The Body PRO Covers: The 2nd International AIDS Society Conference on HIV Pathogenesis and Treatment

Efavirenz-Based HAART Outperforms a Triple Nucleoside Regimen in Clinical Practice

July 14, 2003

The ACTG 5095 trial (for coverage of that trial, click here), a large, randomized, placebo-controlled trial, compared co-formulated abacavir (ABC, Ziagen) + AZT (zidovudine, Retrovir) + 3TC (lamivudine, Epivir) tablet (Trizivir) with efavirenz (EFV, Sustiva) plus co-formulated AZT + 3TC tablet (Combivir) with efavirenz plus Trizivir, and found that the efavirenz-containing arms were significantly superior to the Trizivir arm with regards to virologic success.

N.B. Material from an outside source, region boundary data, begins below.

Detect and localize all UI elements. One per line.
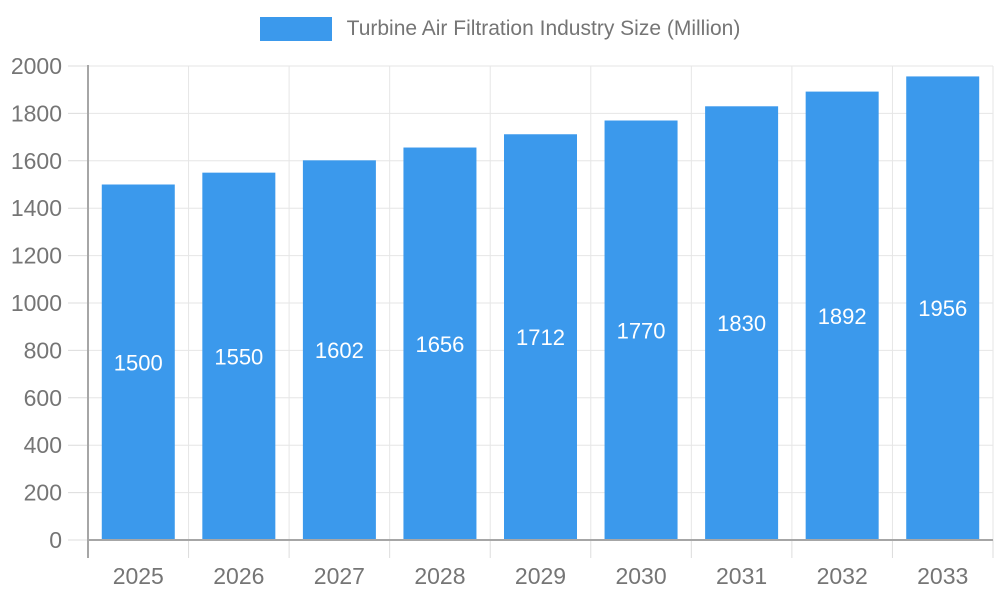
x-axis-label: 2033 [917,563,968,589]
bar-value-label: 1500 [114,350,163,375]
x-axis-label: 2031 [716,563,767,589]
y-axis-label: 400 [24,432,62,458]
bar-value-label: 1712 [516,325,565,350]
x-axis-label: 2027 [314,563,365,589]
x-axis-label: 2030 [615,563,666,589]
bar-value-label: 1550 [214,344,263,369]
bar-2027[interactable] [302,160,376,541]
bar-value-label: 1830 [717,311,766,336]
bar-2030[interactable] [604,120,678,540]
x-axis-label: 2028 [414,563,465,589]
bar-2025[interactable] [101,184,175,541]
y-axis-label: 0 [49,527,62,553]
y-axis-label: 2000 [11,53,62,79]
y-axis-label: 800 [24,337,62,363]
bar-2026[interactable] [202,172,276,540]
y-axis-label: 1800 [11,100,62,126]
y-axis-label: 1400 [11,195,62,221]
bar-value-label: 1892 [818,304,867,329]
bar-value-label: 1770 [617,318,666,343]
bar-2033[interactable] [906,76,980,540]
x-axis-label: 2025 [113,563,164,589]
bar-2031[interactable] [705,106,779,540]
bar-value-label: 1656 [415,332,464,357]
legend-swatch[interactable] [259,17,332,41]
bar-2032[interactable] [805,91,879,540]
y-axis-label: 1600 [11,148,62,174]
bar-2028[interactable] [403,147,477,540]
x-axis-label: 2026 [213,563,264,589]
y-axis-label: 200 [24,480,62,506]
x-axis-label: 2029 [515,563,566,589]
y-axis-label: 1000 [11,290,62,316]
legend[interactable]: Turbine Air Filtration Industry Size (Mi… [0,17,1000,41]
y-axis-label: 1200 [11,243,62,269]
bar-value-label: 1602 [315,338,364,363]
bar-value-label: 1956 [918,296,967,321]
legend-label[interactable]: Turbine Air Filtration Industry Size (Mi… [346,17,741,40]
bar-2029[interactable] [504,134,577,541]
y-axis-label: 600 [24,385,62,411]
x-axis-label: 2032 [817,563,868,589]
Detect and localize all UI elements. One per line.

Another study presented at the conference, a retrospective analysis of patients treated at Parkland Hospital in Dallas, Texas, affirmed the validity of these data and indicated that they are applicable in the "real world" of clinical treatment of HIV patients.

In the Parkland study, the Parkland HIV database was queried for antiretroviral-naive patients treated with either abacavir + AZT + 3TC (herein referred to as Trizivir [TRZ] even though not all patients were on the co-formulated tablet) or efavirenz + AZT + 3TC (herein referred to as EFV).

According to the authors, the database includes prescription data, demographics, CD4 cell counts and HIV viral loads. The primary endpoint of the study was the time to virologic failure, defined as two consecutive viral loads more than 400 copies/mL as determined by Kaplan-Meier analysis. Additional analyses included time to failure in patients who successfully achieved a viral load less than 400 copies/mL and effects of baseline viral load on time to failure.

The database query identified 479 patients -- 250 on EFV and 229 on TRZ. There were no differences between the EFV and TRZ patients regarding baseline demographics, CD4 count or viral load.

Similar to the findings in ACTG 5095, this analysis revealed that compared to patients who received EFV, the TRZ-treated patients had a shorter time to virologic failure (EFV = 1,220 days, TRZ = 441 days, P<0.001). This shorter time to virologic failure in the TRZ-treated patients occurred regardless of whether the patients had a baseline viral load more than 100,000 copies/mL (EFV = 802 days, TRZ =148 days, P=0.001) or less than 100,000 copies/mL (EFV = 1,056 days, TRZ = 729 days, P=0.009).

Further, and again similar to the findings in ACTG 5095, the TRZ-treated patients failed more rapidly even if they had previously achieved a viral load less than 400 copies/mL (EFV = 1,526 days, TRZ = 942 days, P=0.02). The Cox proportional hazards model found a better time to treatment failure with EFV than with TRZ (odds ratio=0.42, P<0.001).

The authors conclude from these data that "efavirenz had better time to virologic failure than Trizivir. The result was not dependent on baseline viral load stratification or on initial response to therapy. This data suggest that [EFV] is superior to [TRZ] in antiretroviral-naive patients."

These findings are virtually the same as the findings of ACTG 5095, and should be considered as reinforcing the conclusion that Trizivir is not as effective as efavirenz-based HAART and should not be routinely used, regardless of the patient's baseline viral load or their temporarily achieving a viral load less than 400, less than 200 or less than 50 copies/mL on TRZ therapy.